В глаза бросилась запыленная вывеска: «Городской музей».
Я пришел к открытию, в одиннадцать часов утра. Высокая лестница круто уходила на второй этаж. Поднялся. Внутренняя дверь — нараспашку.
— Заходите! — сказала мне седая женщина в круглых, с железной оправой очках.
В просторной комнате на стене висел обломок бивня мамонта, под стеклом лежали какие-то черепки. Соха стояла. Дед Кондрат такой же вот землю пахал, когда мы в лесу жили. В углу была устроена каморка ткача. Между окон стояли стенды с фотографиями революционеров. Картина висела: рабочие, а перед ними царский генерал и казаки. Я обошел все стенды, прочитал все фамилии революционеров.
— А вон идет Иван Степанович! — сказала вдруг смотрительница музея и показала в окно.
Я посмотрел на улицу.
— Вон — лысиной блестит. Самый настоящий революционер, — сказала смотрительница с гордостью. — В большевистском комитете был, с Бугровым, с Барышниковым.
— А теперь? — спросил я.
— Теперь пенсионер. Он бодрый! Ведь в пятом году еще с казаками бился. В тридцатой казарме.
— Спасибо! — сказал я и бегом пустился по лестнице.
Но революционера на улице уже не было. Он, видимо, жил в каком-то из этих домов. Оглядывая улицу, я увидал памятник среди деревьев и прямоугольник фабричного двора. Фотографию этого места я только что рассматривал в музее.
«Двор стачки».
Вот здесь все и случилось когда-то. Не каменный рабочий, а живой, может быть Иван Степанович, держал красный флаг, генерал стоял перед толпой, набычив голову в папахе, у казаков в руках нагайки…
Два бесконечных ряда окон смотрели на меня. А тогда… они смотрели на рабочих, на революцию.

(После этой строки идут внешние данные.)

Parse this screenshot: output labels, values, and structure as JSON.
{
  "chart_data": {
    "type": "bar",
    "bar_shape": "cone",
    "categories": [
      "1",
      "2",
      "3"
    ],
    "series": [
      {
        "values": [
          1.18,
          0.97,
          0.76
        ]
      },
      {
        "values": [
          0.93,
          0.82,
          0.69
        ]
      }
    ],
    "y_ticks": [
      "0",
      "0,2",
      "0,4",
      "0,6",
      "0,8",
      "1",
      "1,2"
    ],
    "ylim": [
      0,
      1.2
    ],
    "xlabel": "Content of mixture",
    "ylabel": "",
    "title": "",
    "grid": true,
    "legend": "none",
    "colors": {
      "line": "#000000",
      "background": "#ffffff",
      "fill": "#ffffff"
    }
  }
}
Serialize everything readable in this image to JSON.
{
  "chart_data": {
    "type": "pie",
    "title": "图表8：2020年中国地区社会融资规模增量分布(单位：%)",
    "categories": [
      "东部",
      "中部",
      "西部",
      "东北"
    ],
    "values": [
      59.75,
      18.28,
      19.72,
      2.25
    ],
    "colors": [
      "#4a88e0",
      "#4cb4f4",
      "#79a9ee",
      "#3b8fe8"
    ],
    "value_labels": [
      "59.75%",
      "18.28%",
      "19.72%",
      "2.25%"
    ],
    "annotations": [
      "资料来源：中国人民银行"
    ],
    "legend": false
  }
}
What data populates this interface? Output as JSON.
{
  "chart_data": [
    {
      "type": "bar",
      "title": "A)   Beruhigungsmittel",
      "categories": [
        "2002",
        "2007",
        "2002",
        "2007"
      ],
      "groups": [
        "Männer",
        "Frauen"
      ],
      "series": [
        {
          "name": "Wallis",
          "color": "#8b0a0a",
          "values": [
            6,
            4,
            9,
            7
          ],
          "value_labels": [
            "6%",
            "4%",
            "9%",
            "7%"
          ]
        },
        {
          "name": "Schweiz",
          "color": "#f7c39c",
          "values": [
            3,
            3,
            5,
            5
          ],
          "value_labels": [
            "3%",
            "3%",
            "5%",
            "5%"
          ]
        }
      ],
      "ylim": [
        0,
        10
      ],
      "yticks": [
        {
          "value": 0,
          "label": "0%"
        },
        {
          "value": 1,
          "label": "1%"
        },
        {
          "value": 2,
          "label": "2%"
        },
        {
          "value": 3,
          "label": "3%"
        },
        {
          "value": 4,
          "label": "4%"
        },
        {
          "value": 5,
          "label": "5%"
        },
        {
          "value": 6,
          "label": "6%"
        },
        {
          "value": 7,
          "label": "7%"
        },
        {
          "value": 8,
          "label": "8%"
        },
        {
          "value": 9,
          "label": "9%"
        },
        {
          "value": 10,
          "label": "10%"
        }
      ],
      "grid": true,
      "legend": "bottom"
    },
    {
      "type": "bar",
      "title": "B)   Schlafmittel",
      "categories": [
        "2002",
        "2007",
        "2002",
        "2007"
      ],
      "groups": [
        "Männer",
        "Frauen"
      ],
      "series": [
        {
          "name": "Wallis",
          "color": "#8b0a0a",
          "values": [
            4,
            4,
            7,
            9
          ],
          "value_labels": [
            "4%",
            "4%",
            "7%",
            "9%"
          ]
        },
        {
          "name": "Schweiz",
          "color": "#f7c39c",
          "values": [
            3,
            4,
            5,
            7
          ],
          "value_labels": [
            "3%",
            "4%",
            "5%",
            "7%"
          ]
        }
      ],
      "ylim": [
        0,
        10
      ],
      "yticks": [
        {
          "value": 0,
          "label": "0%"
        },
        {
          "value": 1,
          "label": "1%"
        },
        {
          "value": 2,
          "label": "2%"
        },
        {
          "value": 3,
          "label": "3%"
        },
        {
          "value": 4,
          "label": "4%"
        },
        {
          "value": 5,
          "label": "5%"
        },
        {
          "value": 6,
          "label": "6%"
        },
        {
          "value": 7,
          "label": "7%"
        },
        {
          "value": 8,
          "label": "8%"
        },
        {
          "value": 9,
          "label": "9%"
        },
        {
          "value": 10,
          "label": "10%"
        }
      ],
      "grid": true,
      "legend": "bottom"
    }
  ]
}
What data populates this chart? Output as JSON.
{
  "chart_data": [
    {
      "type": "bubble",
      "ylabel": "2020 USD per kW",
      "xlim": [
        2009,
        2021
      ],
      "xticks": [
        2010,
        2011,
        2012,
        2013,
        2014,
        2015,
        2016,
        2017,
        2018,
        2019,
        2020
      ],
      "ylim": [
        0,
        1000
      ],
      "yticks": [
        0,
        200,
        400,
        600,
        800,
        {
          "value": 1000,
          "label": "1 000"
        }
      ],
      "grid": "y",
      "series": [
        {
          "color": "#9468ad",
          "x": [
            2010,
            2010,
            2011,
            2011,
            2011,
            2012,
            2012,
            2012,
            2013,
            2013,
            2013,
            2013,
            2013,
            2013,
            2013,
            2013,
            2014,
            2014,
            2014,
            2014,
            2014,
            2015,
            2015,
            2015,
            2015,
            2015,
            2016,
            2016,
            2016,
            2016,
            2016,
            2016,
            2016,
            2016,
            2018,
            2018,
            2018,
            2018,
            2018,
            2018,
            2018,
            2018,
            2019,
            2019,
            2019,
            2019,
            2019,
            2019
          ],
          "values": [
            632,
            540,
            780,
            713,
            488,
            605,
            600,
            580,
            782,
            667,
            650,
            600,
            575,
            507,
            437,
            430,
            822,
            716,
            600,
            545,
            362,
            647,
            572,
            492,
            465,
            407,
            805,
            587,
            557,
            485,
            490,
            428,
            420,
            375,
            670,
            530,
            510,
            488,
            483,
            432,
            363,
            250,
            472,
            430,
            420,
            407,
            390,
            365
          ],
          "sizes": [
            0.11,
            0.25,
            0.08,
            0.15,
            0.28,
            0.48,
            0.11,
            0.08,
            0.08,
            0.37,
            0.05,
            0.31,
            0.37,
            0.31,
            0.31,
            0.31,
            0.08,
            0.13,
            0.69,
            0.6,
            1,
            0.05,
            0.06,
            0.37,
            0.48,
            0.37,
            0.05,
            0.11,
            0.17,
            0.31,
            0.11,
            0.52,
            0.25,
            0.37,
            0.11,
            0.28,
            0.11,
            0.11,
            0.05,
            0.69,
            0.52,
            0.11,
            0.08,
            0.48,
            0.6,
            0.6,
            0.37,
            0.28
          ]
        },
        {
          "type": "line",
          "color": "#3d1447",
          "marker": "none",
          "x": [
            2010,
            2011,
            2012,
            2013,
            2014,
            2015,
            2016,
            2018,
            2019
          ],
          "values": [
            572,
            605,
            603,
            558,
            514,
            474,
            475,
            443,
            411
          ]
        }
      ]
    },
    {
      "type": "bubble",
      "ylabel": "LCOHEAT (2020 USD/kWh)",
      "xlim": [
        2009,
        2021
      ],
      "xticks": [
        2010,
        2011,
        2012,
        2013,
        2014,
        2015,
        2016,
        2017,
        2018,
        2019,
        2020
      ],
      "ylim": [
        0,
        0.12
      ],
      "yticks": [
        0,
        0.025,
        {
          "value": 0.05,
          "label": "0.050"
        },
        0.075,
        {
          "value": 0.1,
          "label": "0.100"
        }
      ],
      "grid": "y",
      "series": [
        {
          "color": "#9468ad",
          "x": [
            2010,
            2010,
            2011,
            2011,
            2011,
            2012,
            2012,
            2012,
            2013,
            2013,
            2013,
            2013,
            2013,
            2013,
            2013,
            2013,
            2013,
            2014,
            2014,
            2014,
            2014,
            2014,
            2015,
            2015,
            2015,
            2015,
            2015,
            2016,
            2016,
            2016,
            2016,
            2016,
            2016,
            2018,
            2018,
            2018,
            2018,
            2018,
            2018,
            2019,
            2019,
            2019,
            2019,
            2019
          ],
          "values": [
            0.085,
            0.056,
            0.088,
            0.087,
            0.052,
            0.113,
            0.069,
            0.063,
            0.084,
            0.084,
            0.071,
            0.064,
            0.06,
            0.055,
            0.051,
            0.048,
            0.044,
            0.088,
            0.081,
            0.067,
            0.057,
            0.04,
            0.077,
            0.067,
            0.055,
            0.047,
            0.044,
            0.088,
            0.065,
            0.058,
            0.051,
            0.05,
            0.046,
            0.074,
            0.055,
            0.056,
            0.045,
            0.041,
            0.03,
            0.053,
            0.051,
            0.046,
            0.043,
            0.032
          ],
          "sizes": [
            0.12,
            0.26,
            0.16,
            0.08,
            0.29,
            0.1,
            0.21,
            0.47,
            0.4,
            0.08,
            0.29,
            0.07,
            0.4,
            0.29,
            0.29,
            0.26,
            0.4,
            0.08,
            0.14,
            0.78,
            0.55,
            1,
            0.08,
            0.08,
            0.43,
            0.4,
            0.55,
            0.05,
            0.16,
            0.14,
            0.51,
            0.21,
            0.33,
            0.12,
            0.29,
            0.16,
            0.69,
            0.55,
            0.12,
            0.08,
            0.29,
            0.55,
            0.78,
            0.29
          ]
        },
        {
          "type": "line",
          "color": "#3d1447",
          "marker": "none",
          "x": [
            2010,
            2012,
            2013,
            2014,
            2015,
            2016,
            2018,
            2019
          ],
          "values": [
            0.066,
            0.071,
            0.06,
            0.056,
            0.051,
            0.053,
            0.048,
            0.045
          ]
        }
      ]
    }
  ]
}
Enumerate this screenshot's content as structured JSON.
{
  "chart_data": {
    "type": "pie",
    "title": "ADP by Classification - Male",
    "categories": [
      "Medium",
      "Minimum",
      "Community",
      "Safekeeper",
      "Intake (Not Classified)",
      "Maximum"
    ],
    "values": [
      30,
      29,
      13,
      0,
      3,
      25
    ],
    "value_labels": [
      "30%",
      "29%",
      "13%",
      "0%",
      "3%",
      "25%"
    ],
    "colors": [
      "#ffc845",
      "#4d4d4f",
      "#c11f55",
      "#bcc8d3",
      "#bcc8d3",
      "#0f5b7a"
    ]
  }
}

Я не удержался, подошел к зданию и потрогал рукой красные кирпичи. Пусть все знают: я тоже смогу постоять за общую правду, за народ.
На этот раз я себя не одернул. Это была не игра.
— А между тем пора писать сочинение на конкурс! — сказал я себе, открывая глаза, и объявил на весь дом: — Жизнь прекрасна и удивительна!
Да так оно и было. И снилось нынче что-то хорошее. Полежал, вспоминая. Не вспомнил. Выскочил из-под одеяла.
— Опять его раздирает с утра! — злобно шипела бабка. — Как пост, так он орать.
— Летом посты не главные! — крикнул я ей на кухню, на домашнем языке это называлось — отбрехнулся, и, набрав воздуха, сладкозвучно, под Козловского, закатился: — «Как мимолетное виденье, как гений чистой красоты».
Уж не знаю, противно ли я пел или не совсем противно, мне мой голос по утрам нравился.
Умылся, выдул кружку молока. Поддразнивая бедную мою бабку, влил в свою бессовестную глотку пару сырых яиц и, выдав пробную трель, проникновенно затянул любимое, непостижимо прекрасное для меня:
— Господи, ну чего орет? — нарочито громыхала кастрюлями бабка. — Делать нечего — поди дров наколи!
Ах, дрова понадобились! И я с высот тенора кинулся в громадные пропасти баса:
Мне очень нравилось, что, когда я раскатывал громоподобное «высоте», непромазанное стекло в форточке звенькало.
Если голос развить, то уж не пропадешь.
И вдруг я понял, что вот она, самая подходящая минута, когда нужно сесть и написать о Пушкине. Стихи были вполне готовы, но ведь я обещал принести и стихи и сочинение в прозе. Но проза не стихи, чтобы писать прозу, нужно знать, о чем пишешь.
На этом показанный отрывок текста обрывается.